Ariel Mauricio Flores

Personal information
- Full name: Ariel Mauricio Flores Gómez
- Nationality: Mexico
- Born: 10 February 1977 (age 49) Ciudad Victoria, Tamaulipas, Mexico
- Height: 1.78 m (5 ft 10 in)
- Weight: 114 kg (251 lb)

Sport
- Sport: Shooting
- Event: Skeet
- Coached by: Guillermo Olivera

Medal record
Men's shooting
Representing Mexico
Pan American Games
| Bronze medal – third place | 2007 Rio de Janeiro | Skeet |

= Ariel Mauricio Flores =

Mexican sport shooter

Ariel Mauricio Flores Gómez (born February 10, 1977) is a Mexican sport shooter.
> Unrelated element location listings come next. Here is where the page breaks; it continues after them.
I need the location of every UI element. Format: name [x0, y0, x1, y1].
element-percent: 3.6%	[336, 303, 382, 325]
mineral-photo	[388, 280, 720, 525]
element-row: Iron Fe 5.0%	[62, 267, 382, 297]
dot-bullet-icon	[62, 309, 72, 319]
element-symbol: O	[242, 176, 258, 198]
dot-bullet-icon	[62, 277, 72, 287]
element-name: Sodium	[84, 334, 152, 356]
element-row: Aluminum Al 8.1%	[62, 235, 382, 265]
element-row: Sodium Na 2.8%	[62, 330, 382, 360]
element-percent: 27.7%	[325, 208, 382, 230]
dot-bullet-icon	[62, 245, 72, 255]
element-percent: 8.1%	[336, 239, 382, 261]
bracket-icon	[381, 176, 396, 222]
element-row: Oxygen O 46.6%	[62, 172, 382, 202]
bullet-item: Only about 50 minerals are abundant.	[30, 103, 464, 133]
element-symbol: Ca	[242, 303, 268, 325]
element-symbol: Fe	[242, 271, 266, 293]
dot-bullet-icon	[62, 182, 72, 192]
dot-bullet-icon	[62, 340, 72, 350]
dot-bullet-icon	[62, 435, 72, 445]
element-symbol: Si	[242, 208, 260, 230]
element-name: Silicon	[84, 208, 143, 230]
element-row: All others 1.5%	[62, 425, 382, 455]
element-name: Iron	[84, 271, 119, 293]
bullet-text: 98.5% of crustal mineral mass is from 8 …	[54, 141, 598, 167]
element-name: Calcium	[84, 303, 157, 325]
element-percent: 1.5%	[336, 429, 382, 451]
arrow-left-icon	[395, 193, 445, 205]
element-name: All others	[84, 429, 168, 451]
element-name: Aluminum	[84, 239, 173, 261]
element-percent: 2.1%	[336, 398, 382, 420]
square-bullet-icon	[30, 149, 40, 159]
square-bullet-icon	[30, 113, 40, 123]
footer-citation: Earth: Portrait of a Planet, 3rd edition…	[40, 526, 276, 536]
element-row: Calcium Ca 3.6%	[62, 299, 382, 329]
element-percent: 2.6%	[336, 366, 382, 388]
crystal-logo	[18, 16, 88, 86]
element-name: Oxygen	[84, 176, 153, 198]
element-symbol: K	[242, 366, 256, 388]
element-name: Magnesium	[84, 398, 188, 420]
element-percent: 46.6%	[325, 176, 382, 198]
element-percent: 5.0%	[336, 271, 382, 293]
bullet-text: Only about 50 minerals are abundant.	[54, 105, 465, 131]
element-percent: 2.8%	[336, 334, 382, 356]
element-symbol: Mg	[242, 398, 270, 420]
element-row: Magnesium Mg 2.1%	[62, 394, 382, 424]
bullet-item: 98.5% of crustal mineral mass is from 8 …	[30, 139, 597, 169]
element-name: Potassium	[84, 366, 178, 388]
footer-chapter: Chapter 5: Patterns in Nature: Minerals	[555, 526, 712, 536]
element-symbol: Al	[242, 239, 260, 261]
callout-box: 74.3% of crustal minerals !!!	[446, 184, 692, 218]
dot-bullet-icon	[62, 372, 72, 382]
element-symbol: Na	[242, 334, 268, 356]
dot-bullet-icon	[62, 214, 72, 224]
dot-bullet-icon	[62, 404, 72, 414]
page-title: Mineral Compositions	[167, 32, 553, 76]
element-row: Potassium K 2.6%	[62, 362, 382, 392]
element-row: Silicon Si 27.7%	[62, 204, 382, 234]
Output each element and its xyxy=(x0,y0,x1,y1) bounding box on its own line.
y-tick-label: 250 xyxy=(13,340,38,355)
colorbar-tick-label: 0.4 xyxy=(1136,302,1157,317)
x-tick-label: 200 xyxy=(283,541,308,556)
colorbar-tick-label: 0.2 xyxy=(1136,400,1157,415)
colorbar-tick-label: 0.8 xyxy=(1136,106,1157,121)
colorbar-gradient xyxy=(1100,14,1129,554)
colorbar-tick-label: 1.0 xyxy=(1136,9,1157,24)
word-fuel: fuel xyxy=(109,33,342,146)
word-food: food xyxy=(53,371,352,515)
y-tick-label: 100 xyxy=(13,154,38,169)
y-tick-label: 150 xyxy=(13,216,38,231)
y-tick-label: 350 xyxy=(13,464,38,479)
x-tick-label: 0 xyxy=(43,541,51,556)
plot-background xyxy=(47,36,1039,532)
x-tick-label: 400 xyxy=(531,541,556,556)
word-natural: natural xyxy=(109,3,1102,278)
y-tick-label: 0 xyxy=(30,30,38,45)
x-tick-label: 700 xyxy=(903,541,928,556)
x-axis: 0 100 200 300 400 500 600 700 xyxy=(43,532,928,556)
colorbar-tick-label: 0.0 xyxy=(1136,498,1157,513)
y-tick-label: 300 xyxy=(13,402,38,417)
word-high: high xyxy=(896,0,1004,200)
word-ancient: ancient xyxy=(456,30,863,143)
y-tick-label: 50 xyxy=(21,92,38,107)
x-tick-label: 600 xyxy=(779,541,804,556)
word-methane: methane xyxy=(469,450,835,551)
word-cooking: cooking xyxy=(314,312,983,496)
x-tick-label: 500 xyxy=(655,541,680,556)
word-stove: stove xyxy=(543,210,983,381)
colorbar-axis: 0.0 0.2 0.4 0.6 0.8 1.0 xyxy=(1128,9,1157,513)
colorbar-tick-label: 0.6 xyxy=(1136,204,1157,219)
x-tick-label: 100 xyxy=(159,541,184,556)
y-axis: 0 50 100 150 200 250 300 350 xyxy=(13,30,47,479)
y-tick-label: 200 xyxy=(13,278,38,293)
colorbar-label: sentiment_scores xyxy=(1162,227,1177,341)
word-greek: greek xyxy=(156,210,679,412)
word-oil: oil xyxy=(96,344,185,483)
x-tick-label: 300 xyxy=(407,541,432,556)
He won a bronze medal in men's skeet shooting at the 2007 Pan American Games in Rio de Janeiro, Brazil, and gold at the 2008 ISSF World Cup series in Kerrville, Texas, accumulating scores of 144 and 147 targets, respectively.

Flores represented Mexico at the 2008 Summer Olympics in Beijing, where he competed in the men's skeet shooting. He finished only in twenty-seventh place by one point behind Guatemala's Juan Carlos Romero from the final attempt, for a total score of 111 targets.